Hippocratic AI is developing a safety-focused Large Language Model (LLM) for healthcare, aiming to improve healthcare accessibility and health outcomes globally by bringing deep healthcare expertise to every human. The AI Engineer – Evaluations role is crucial for defining and building systems to measure, validate, and improve the intelligence, safety, and empathy of their voice-based generative healthcare agents, ensuring clinical safety and adherence to best practices.
Requirements
- Proficiency in Python and experience building data pipelines, evaluation frameworks, or ML infrastructure.

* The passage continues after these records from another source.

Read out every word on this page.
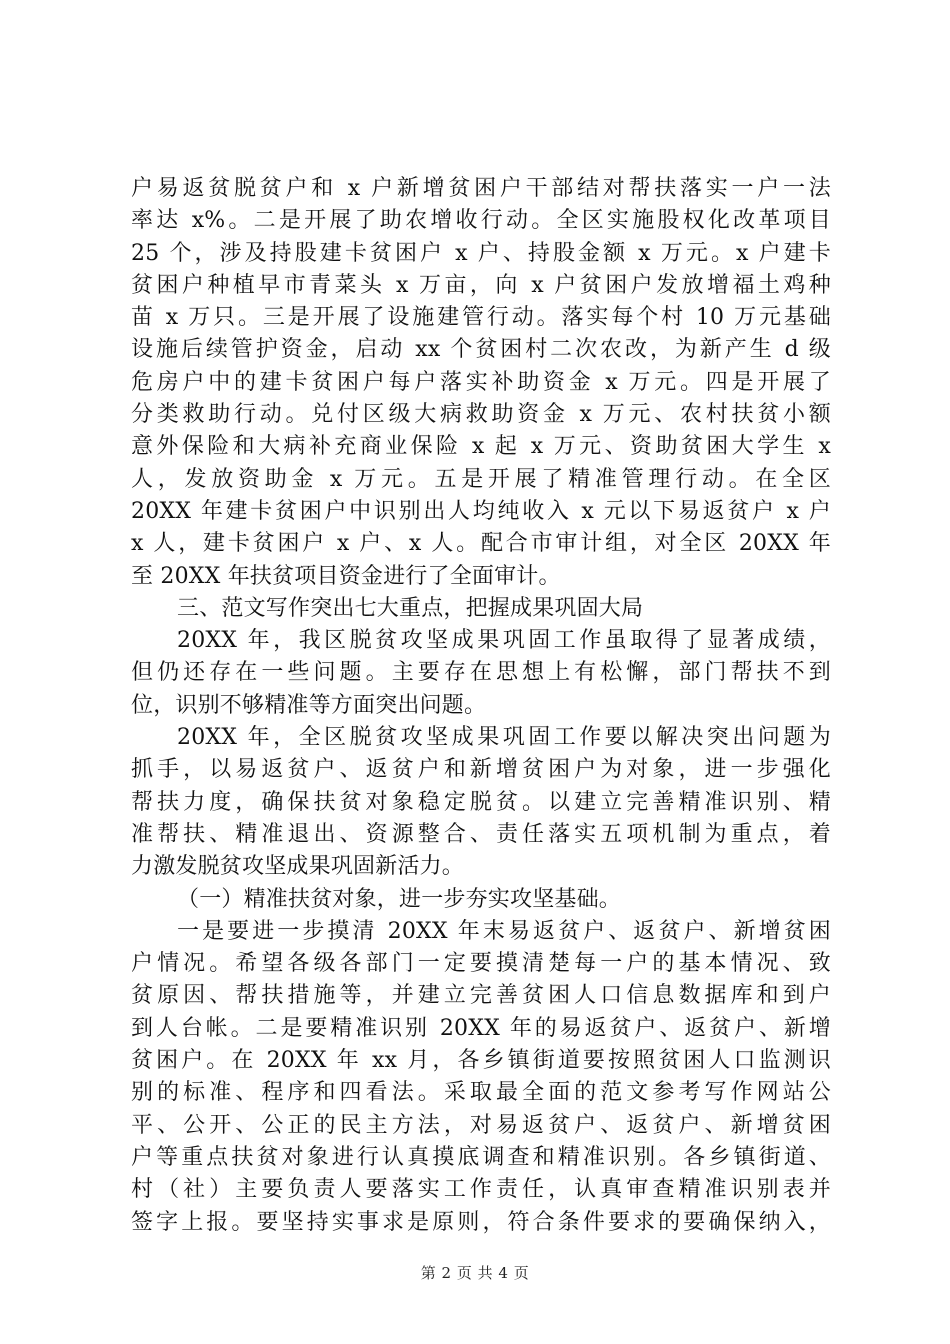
户易返贫脱贫户和 x 户新增贫困户干部结对帮扶落实一户一法
率达 x%。二是开展了助农增收行动。全区实施股权化改革项目
25 个，涉及持股建卡贫困户 x 户、持股金额 x 万元。x 户建卡
贫困户种植早市青菜头 x 万亩，向 x 户贫困户发放增福土鸡种
苗 x 万只。三是开展了设施建管行动。落实每个村 10 万元基础
设施后续管护资金，启动 xx 个贫困村二次农改，为新产生 d 级
危房户中的建卡贫困户每户落实补助资金 x 万元。四是开展了
分类救助行动。兑付区级大病救助资金 x 万元、农村扶贫小额
意外保险和大病补充商业保险 x 起 x 万元、资助贫困大学生 x
人，发放资助金 x 万元。五是开展了精准管理行动。在全区
20XX 年建卡贫困户中识别出人均纯收入 x 元以下易返贫户 x 户
x 人，建卡贫困户 x 户、x 人。配合市审计组，对全区 20XX 年
至 20XX 年扶贫项目资金进行了全面审计。
三、范文写作突出七大重点，把握成果巩固大局
20XX 年，我区脱贫攻坚成果巩固工作虽取得了显著成绩，
但仍还存在一些问题。主要存在思想上有松懈，部门帮扶不到
位，识别不够精准等方面突出问题。
20XX 年，全区脱贫攻坚成果巩固工作要以解决突出问题为
抓手，以易返贫户、返贫户和新增贫困户为对象，进一步强化
帮扶力度，确保扶贫对象稳定脱贫。以建立完善精准识别、精
准帮扶、精准退出、资源整合、责任落实五项机制为重点，着
力激发脱贫攻坚成果巩固新活力。
（一）精准扶贫对象，进一步夯实攻坚基础。
一是要进一步摸清 20XX 年末易返贫户、返贫户、新增贫困
户情况。希望各级各部门一定要摸清楚每一户的基本情况、致
贫原因、帮扶措施等，并建立完善贫困人口信息数据库和到户
到人台帐。二是要精准识别 20XX 年的易返贫户、返贫户、新增
贫困户。在 20XX 年 xx 月，各乡镇街道要按照贫困人口监测识
别的标准、程序和四看法。采取最全面的范文参考写作网站公
平、公开、公正的民主方法，对易返贫户、返贫户、新增贫困
户等重点扶贫对象进行认真摸底调查和精准识别。各乡镇街道、
村（社）主要负责人要落实工作责任，认真审查精准识别表并
签字上报。要坚持实事求是原则，符合条件要求的要确保纳入，
第 2 页 共 4 页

- Familiarity with LLM evaluation techniques — including prompt testing, multi-agent workflows, and tool-using systems.
- Understanding of deep learning fundamentals and how offline datasets, evaluation data, and experiments drive model reliability.
- Experience developing agent harnesses or simulation environments for model testing.
- Familiarity with reinforcement learning, retrieval-augmented evaluation, or long-context model testing.
- 3+ years of software or ML engineering experience with a track record of shipping production systems end-to-end.
Responsibilities
- Design and build evaluation frameworks and harnesses that measure the performance, safety, and trustworthiness of Hippocratic AI’s generative voice agents.
- Prototype and deploy LLM-based evaluators to assess reasoning quality, empathy, factual correctness, and adherence to clinical safety standards.
- Build feedback pipelines that connect evaluation signals directly to model improvement and retraining loops.
- Develop reusable systems and tooling that enable contributions from across the company, steadily raising the quality bar for model behavior and user experience.
- Define and build the systems that measure, validate, and improve the intelligence, safety, and empathy of our voice-based generative healthcare agents.
- Design LLM-based auto-evaluators, agent harnesses, and feedback pipelines that ensure each model interaction is clinically safe, contextually aware, and grounded in healthcare best practices.
- Work across the stack — from backend data pipelines and evaluation frameworks to tooling that surfaces insights for model iteration.
Other
- Excellent communication skills with the ability to partner effectively across engineering, research, and clinical domains.
- Passion for safety, quality, and real-world impact in AI-driven healthcare products.
- Expected to be in the office five days a week in Palo Alto, CA, unless explicitly noted otherwise in the job description.